Summary: Dissecting host-pathogen interactions through the lens of genomics
Current investigation of mechanisms underlying many diseases relies on the acquisition of multi-dimensional
genomics data. The utility of these data is, however, offset by the lag in development of tools and models to fully
interrogate them. In the context of infectious diseases, such data contains molecular information including gene
transcription, regulation, and variations from both the infecting pathogen and the host cell, providing a snapshot
of the host and pathogen interactions (HPIs). These HPIs determine infection outcomes. For instance, when a
pathogen evades, or evolves resistance to defensive host immunity via a multifaceted HPI, it can result in
persisting infection, chronic inflammation, malignant transformation, and/or elevated mortality. Recent successes
in overcoming immune-evasion of infected tumor cells with checkpoint inhibitors exemplifies the clinical gains
that can be made by identifying and specifically targeting essential mechanisms of HPIs. Hence, precisely
identifying new mode(s) of HPIs is critical for development of effective and personalized interventions.
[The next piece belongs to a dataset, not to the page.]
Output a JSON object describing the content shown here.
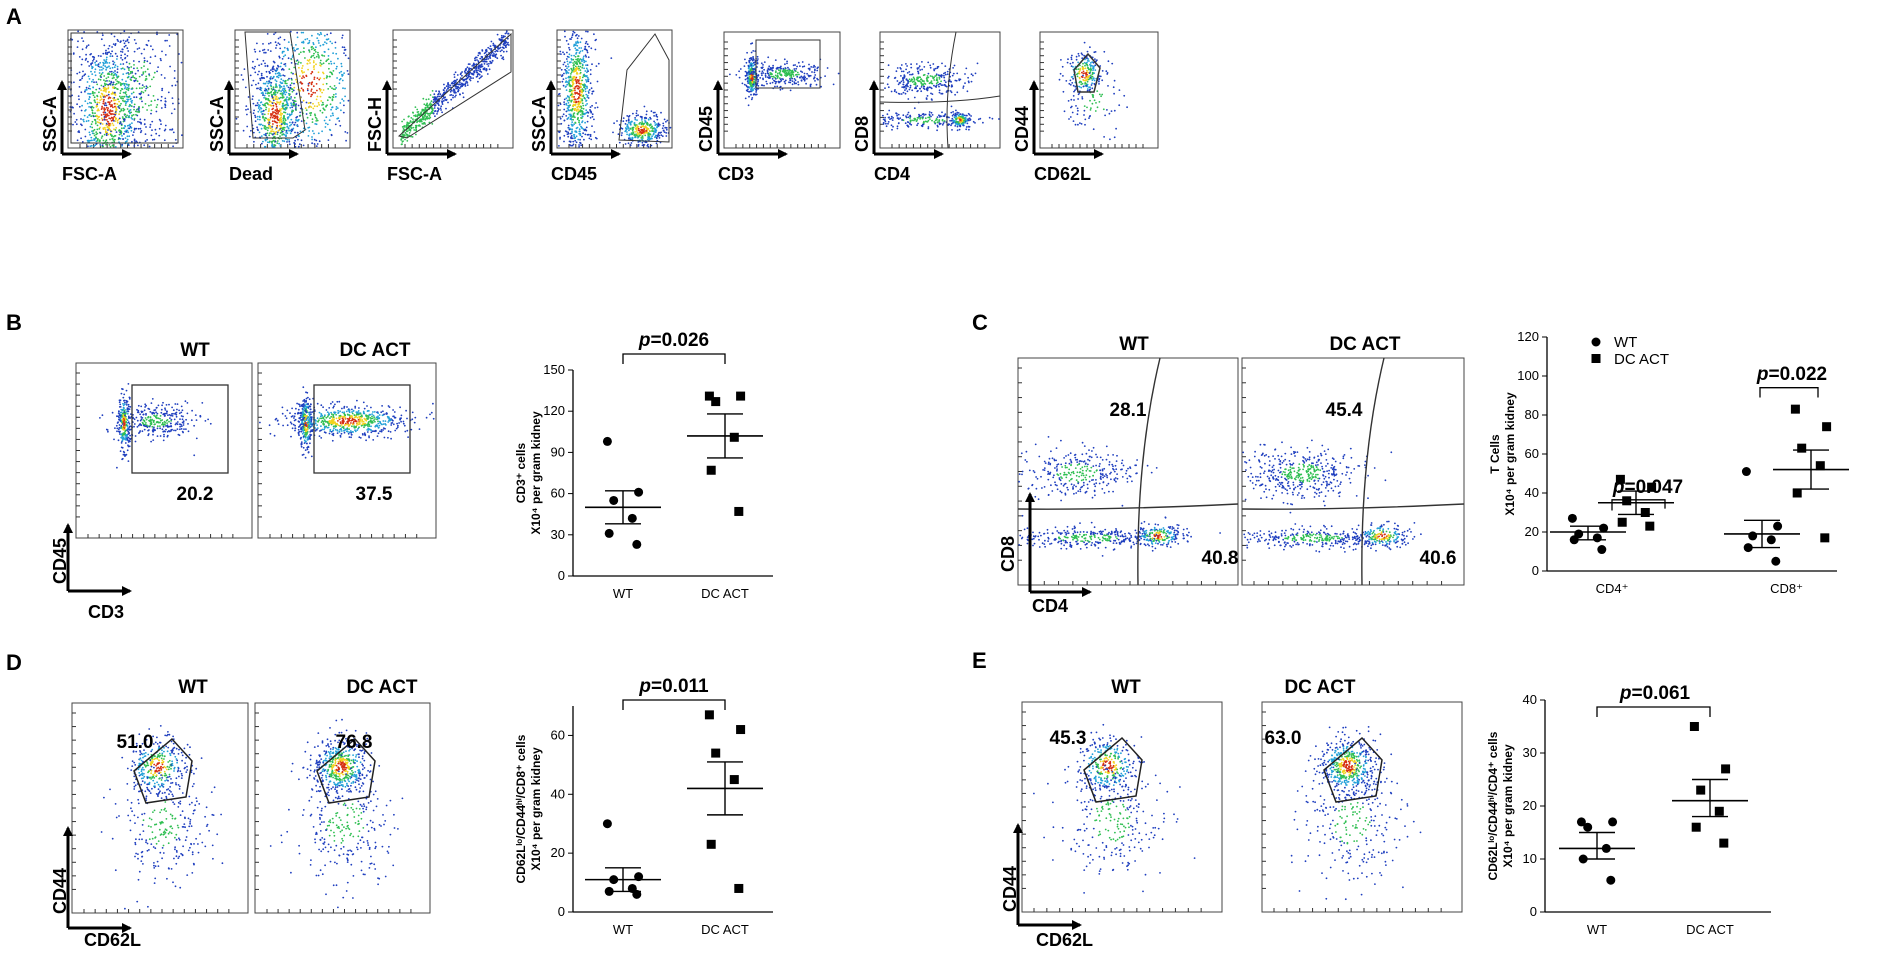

The molecular mechanisms of HPIs underpinning disease can be identified from genomics data. For example,
information on whether a transcription factor (TF) regulates genes from either host or pathogen, or both, can be
captured by chromatin immunoprecipitation (ChIP) sequencing of infected host cells. This means that integrative
analysis of genome-scale data can provide a platform for large-scale and unbiased detection of often multi-
dimensional and novel facets of HPIs in host cells. However, there is a lack of data mining tools and models to
extract such information. More importantly, the available analysis tools typically focus on data from either the
host or the pathogen and not on the interactions occurring between the two, excluding us from investigating the
full HPI spectrum. Thus, novel methods to determine HPIs by simultaneously modeling both host and pathogen
data are critical for understanding key cellular mechanisms and developing treatment strategies.
My lab specializes in developing computational models to construct HPI maps and to experimentally validate
them. As proof-of-principle, we produced a comprehensive HPI map from sequencing samples from large
numbers of tumors caused by Epstein–Barr virus. This map delivered unprecedented insights, identifying novel
viral integrations, mutations linked to viral reactivation and providing molecular classification of tumors expected
to yield individualized cancer therapy. Therefore, my lab is uniquely positioned to uncover mechanistic insights
from HPIs. Our program seeks to develop new models and machine learning tools to construct HPI maps in
several diseases by focusing on the following major questions: 1) how do expression, integration, and mutational
landscapes of host and pathogen affect pathogenesis of disease?; 2) what is the nature of physical HPIs and
cross-regulation by major host and pathogen factors that modulate gene expression, such as TFs and RNA
binding proteins?; 3) how do HPIs define molecular subtypes to guide personalized treatments? We expect to
identify novel HPIs and provide systems-level understanding of mechanisms critical to cell biology.